Despite no demand as well as sale due to lockdown, these women dedicatedly wake up at 6 am and walk down the street to their mogra plantation to harvest the fully developed unopened mogra buds, followed by making of garlands and strings.
Speaking to GT, Sarita Somnath Polle who has cultivated mogra in an area of about 800 square metres said, "During the three months of March to May, there are jatras of various goddesses and there is lot of demand for these flowers, especially the famous Shirgao jatra of Goddess Lairai. But due to COVID-19 pandemic, jatras have been cancelled and temples are also closed for public."
It is believed that Goddess Lairai loves mogra buds and devotees offer strings of these flowers to the Goddess during the five-day jatra.
"As there is no jatra, there are no buyers for these mogra buds which has resulted into monetary losses for us as we are dependent on this business entirely," Sarita said who has engaged six other women who make garlands and strings from the harvested buds.
As there are no buyers, the buds which are otherwise harvested early morning, used to bloom and perish as they were not being harvested. Looking at the flowers getting wasted, these women decided to harvest them and continue making strings and garlands. It takes two-three hours to harvest the fully grown buds and another two hours to make the strings and garlands.
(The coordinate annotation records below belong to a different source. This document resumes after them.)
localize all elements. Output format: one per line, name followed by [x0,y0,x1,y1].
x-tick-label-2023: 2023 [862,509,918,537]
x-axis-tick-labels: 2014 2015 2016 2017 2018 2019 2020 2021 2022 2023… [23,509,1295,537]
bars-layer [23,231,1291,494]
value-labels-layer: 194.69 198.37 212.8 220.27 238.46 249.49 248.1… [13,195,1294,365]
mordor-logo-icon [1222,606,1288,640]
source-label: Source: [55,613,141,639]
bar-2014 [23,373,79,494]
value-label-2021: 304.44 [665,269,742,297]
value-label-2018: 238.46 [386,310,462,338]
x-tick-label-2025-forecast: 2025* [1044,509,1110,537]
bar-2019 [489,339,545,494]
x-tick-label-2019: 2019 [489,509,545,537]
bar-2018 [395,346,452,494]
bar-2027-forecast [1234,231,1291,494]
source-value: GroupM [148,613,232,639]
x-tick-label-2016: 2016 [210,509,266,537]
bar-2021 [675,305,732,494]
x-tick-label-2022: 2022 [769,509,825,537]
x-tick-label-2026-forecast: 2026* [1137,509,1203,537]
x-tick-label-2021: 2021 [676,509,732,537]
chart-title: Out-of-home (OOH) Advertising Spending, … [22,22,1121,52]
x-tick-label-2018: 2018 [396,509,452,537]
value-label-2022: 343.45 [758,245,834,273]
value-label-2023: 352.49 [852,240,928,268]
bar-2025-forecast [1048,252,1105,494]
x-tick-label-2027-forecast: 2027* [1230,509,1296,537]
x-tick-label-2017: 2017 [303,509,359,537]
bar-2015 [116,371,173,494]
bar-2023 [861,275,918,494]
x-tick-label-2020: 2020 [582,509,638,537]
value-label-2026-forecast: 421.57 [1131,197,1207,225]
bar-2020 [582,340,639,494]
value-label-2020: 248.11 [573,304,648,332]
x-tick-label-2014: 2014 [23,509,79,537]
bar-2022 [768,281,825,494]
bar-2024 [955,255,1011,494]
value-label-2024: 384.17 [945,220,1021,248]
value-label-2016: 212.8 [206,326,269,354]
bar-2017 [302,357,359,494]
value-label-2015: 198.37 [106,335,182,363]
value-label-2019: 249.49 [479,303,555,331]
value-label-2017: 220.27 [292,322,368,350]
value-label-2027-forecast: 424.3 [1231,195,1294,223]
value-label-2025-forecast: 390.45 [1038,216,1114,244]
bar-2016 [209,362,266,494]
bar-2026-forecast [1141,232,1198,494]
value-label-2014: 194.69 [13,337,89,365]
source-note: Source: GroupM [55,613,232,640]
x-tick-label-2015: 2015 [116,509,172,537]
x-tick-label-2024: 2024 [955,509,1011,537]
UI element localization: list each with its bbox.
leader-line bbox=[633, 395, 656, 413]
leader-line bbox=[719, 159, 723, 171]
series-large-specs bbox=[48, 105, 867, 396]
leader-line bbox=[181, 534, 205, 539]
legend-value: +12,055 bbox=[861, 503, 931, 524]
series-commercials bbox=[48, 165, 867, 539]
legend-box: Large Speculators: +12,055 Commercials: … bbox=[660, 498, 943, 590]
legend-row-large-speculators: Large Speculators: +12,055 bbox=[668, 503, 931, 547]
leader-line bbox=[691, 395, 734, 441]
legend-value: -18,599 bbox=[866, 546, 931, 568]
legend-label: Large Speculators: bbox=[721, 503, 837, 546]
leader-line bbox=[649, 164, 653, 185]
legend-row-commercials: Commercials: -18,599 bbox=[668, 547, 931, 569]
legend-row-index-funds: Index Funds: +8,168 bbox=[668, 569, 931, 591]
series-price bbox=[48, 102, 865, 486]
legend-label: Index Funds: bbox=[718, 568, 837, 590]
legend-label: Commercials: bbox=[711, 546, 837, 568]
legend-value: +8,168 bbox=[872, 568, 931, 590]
"These women said let's not waste these buds and harvest them. They even offered to do the harvesting and strings free of cost," she said. The women are usually paid Rs 25 per hour to harvest the buds and Rs 3 per string.
Every day, they harvest about 10,000 to 12,000 mogra buds which are sold at Rs 25-30 per string. Sometimes, people also buy only the buds and covert them into strings that are sold even at Rs 50 per string during the five-day jatra.
As they have lost the entire season due to lockdown, they have suffered loss to the tune of nearly Rs 80,000-90,000.
"We used to earn nearly Rs 2,000 per day during the season and Rs 8,000-9,000 during the jatra. But this year, our entire season is gone in lockdown and it is entirely a loss. We give some garlands in nearby temples and sometimes people also buy from us. But the sale has fallen completely," she lamented.